Giansiracusa, Lombardo, Nocivelli, Tamburini e Togni
Giansiracusa, Lombardo, Nocivelli, Tamburini e Togni

I drammatici cento giorni dell’anno «horribilis», iniziati all’ospedale di Montichiari il 21 febbraio 2020 con il primo ricoverato covid, e gli ultimi 15 mesi «che hanno cambiato il mondo» sono stati una dura prova, ma anche fonte di «uno tsunami di solidarietà», pari a 290 mila euro raccolti dalla Bcc del Garda, con sede a Montichiari, per il presidio locale, oltre a gesti di carezzevole sostegno, come ha detto Marta Nocivelli, presidente Fondazione Spedali Civili,
sottolineando come il fare squadra abbia consentito trovare soluzioni tempestive dando vita alla «circolarità del bene». Da marzo 2020 la Bcc del Garda ha dato il via a «Un aiuto per la vita», una generosità che ha fatto affluire dalle 30 filiali erogazioni liberali per l’ospedale: «La banca ha donato subito 50.000 euro - ricorda il presidente Franco Tamburini– seguita da «Garda Vita» con 5.000 euro, attivando un circuito virtuoso di solidarietà collettiva.

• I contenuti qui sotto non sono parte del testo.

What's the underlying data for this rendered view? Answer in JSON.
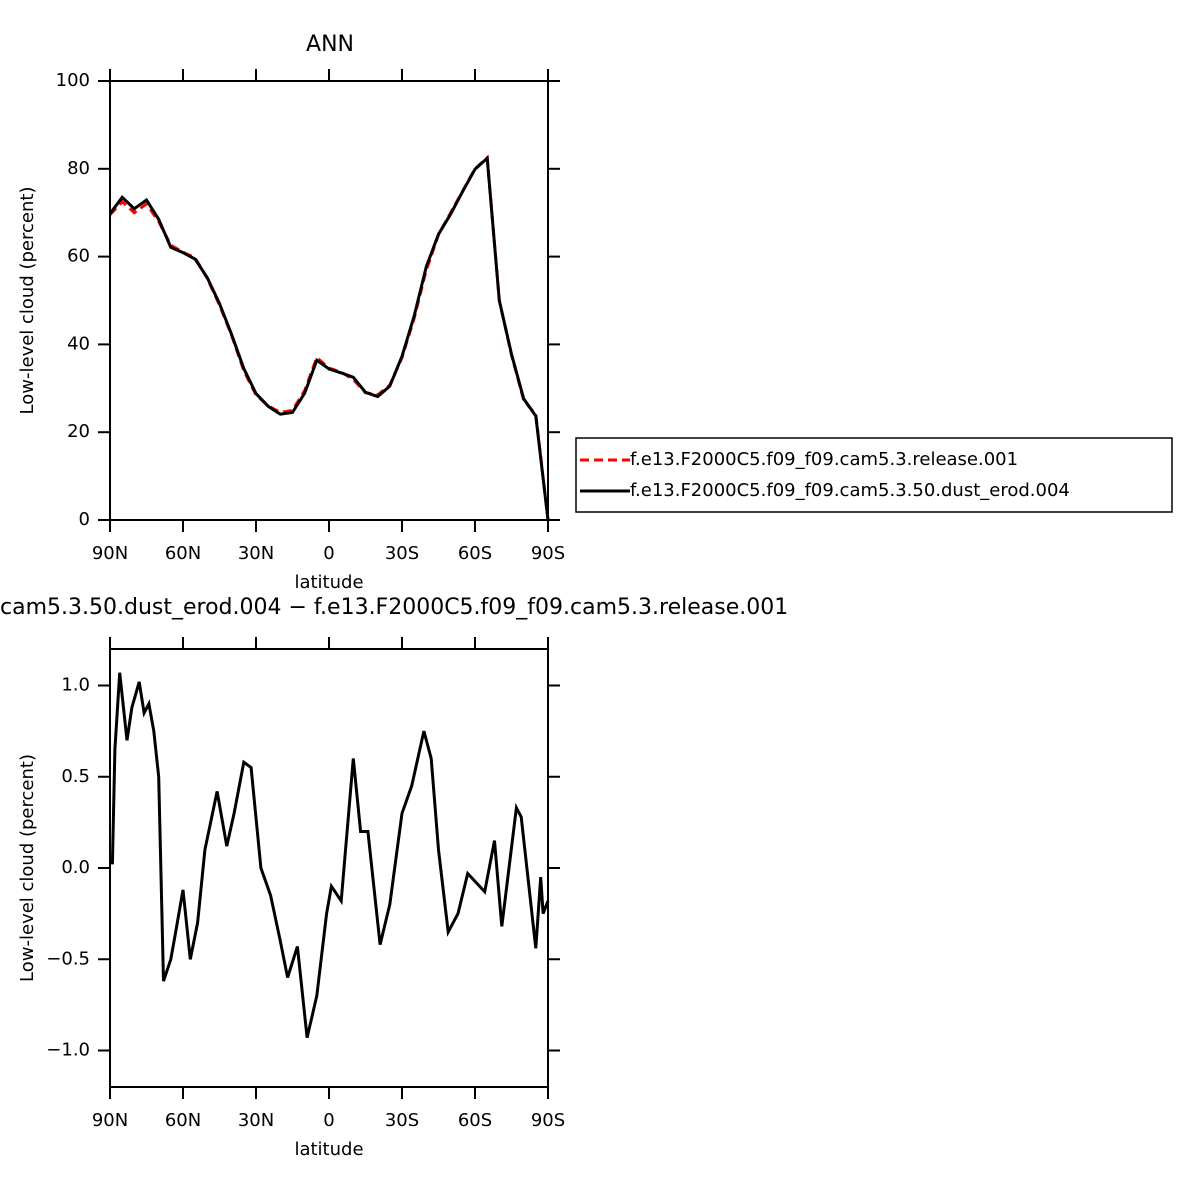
{
  "chart_data": [
    {
      "type": "line",
      "title": "ANN",
      "ylabel": "Low-level cloud (percent)",
      "xlabel": "latitude",
      "x": [
        90,
        85,
        80,
        75,
        70,
        65,
        60,
        55,
        50,
        45,
        40,
        35,
        30,
        25,
        20,
        15,
        10,
        5,
        0,
        -5,
        -10,
        -15,
        -20,
        -25,
        -30,
        -35,
        -40,
        -45,
        -50,
        -55,
        -60,
        -65,
        -70,
        -75,
        -80,
        -85,
        -90
      ],
      "series": [
        {
          "name": "f.e13.F2000C5.f09_f09.cam5.3.release.001",
          "color": "#ff0000",
          "dashed": true,
          "values": [
            69.5,
            72.5,
            70,
            72,
            68,
            62.6,
            61,
            59.7,
            55,
            49,
            42,
            34,
            28.5,
            26,
            24.5,
            25,
            29.5,
            37,
            34.6,
            33.7,
            32,
            29,
            28.5,
            30.7,
            37,
            46,
            57,
            65,
            70,
            75,
            80,
            82.5,
            50,
            37.6,
            27.3,
            24,
            0
          ]
        },
        {
          "name": "f.e13.F2000C5.f09_f09.cam5.3.50.dust_erod.004",
          "color": "#000000",
          "dashed": false,
          "values": [
            69.8,
            73.5,
            70.9,
            72.9,
            68.5,
            62.1,
            60.9,
            59.4,
            55.2,
            49.3,
            42.2,
            34.5,
            28.8,
            25.9,
            24.1,
            24.5,
            28.9,
            36.4,
            34.4,
            33.5,
            32.5,
            29.1,
            28.1,
            30.5,
            37.3,
            46.5,
            57.7,
            65.1,
            69.7,
            74.9,
            79.9,
            82.4,
            50,
            37.8,
            27.6,
            23.7,
            0
          ]
        }
      ],
      "xlim": [
        90,
        -90
      ],
      "xticks": [
        {
          "value": 90,
          "label": "90N"
        },
        {
          "value": 60,
          "label": "60N"
        },
        {
          "value": 30,
          "label": "30N"
        },
        0,
        {
          "value": -30,
          "label": "30S"
        },
        {
          "value": -60,
          "label": "60S"
        },
        {
          "value": -90,
          "label": "90S"
        }
      ],
      "ylim": [
        0,
        100
      ],
      "yticks": [
        0,
        20,
        40,
        60,
        80,
        100
      ],
      "legend": "right"
    },
    {
      "type": "line",
      "title": "cam5.3.50.dust_erod.004 − f.e13.F2000C5.f09_f09.cam5.3.release.001",
      "ylabel": "Low-level cloud (percent)",
      "xlabel": "latitude",
      "x": [
        89,
        88,
        86,
        83,
        81,
        78,
        76,
        74,
        72,
        70,
        68,
        65,
        63,
        60,
        57,
        54,
        51,
        46,
        42,
        39,
        35,
        32,
        28,
        24,
        20,
        17,
        13,
        9,
        5,
        1,
        -1,
        -5,
        -10,
        -13,
        -16,
        -21,
        -25,
        -30,
        -34,
        -39,
        -42,
        -45,
        -49,
        -53,
        -57,
        -64,
        -68,
        -71,
        -77,
        -79,
        -85,
        -87,
        -88,
        -90
      ],
      "values": [
        0.02,
        0.65,
        1.07,
        0.7,
        0.88,
        1.02,
        0.85,
        0.9,
        0.75,
        0.5,
        -0.62,
        -0.5,
        -0.35,
        -0.12,
        -0.5,
        -0.3,
        0.1,
        0.42,
        0.12,
        0.3,
        0.58,
        0.55,
        0.0,
        -0.15,
        -0.4,
        -0.6,
        -0.43,
        -0.93,
        -0.7,
        -0.25,
        -0.1,
        -0.18,
        0.6,
        0.2,
        0.2,
        -0.42,
        -0.2,
        0.3,
        0.45,
        0.75,
        0.6,
        0.1,
        -0.35,
        -0.25,
        -0.03,
        -0.13,
        0.15,
        -0.32,
        0.33,
        0.28,
        -0.44,
        -0.05,
        -0.25,
        -0.18
      ],
      "color": "#000000",
      "xlim": [
        90,
        -90
      ],
      "xticks": [
        {
          "value": 90,
          "label": "90N"
        },
        {
          "value": 60,
          "label": "60N"
        },
        {
          "value": 30,
          "label": "30N"
        },
        0,
        {
          "value": -30,
          "label": "30S"
        },
        {
          "value": -60,
          "label": "60S"
        },
        {
          "value": -90,
          "label": "90S"
        }
      ],
      "ylim": [
        -1.2,
        1.2
      ],
      "yticks": [
        {
          "value": -1,
          "label": "−1.0"
        },
        {
          "value": -0.5,
          "label": "−0.5"
        },
        {
          "value": 0,
          "label": "0.0"
        },
        {
          "value": 0.5,
          "label": "0.5"
        },
        {
          "value": 1,
          "label": "1.0"
        }
      ]
    }
  ]
}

La vicinanza al territorio è nel nostro dna, con azioni, che ci coinvolgono anche emotivamente». La Fondazione, in accordo con la direzione generale dell'Asst Spedali Civili e quella sanitaria del presidio ha trasformare le donazioni in materiali sanitari: forniture per l'emergenza (mascherine FFP2, maschere per ventilazione CPAP, saturimetri, monitor, sonda ecografica, congelatore), per il blocco operatorio riarredato con l’aggiunta di nuove attrezzature, e per il rinnovo dell'unità operativa di Medicina generale. «La generosa solidarietà dei bresciani ci ha permesso di fronteggiare l’emergenza con risorse adeguate e tempestive - ricorda il direttore generale dell'Asst, Massimo Lombardo -. Per fortuna esiste ancora la comunità che non si tira indietro e ci stimola ad immaginare un nuovo modello di servizio sanitario, il modello ospedale va infatti ripensato». «Un grazie che mi viene dal cuore, mi commuove e mi riporta indietro - ha detto Paola Giansiracusa, direttore medico del presidio - quando abbiamo dovuto stravolgere l’ospedale e accogliere 550 pazienti covid: una prova drammatica che abbiamo superato con il sostegno anche piccolo di molti». Il sindaco Marco Togni infine si è augurato che il sentimento di comunità non vada scemando per il futuro senza bisogno di altre prove dolorose.•. M.Mon.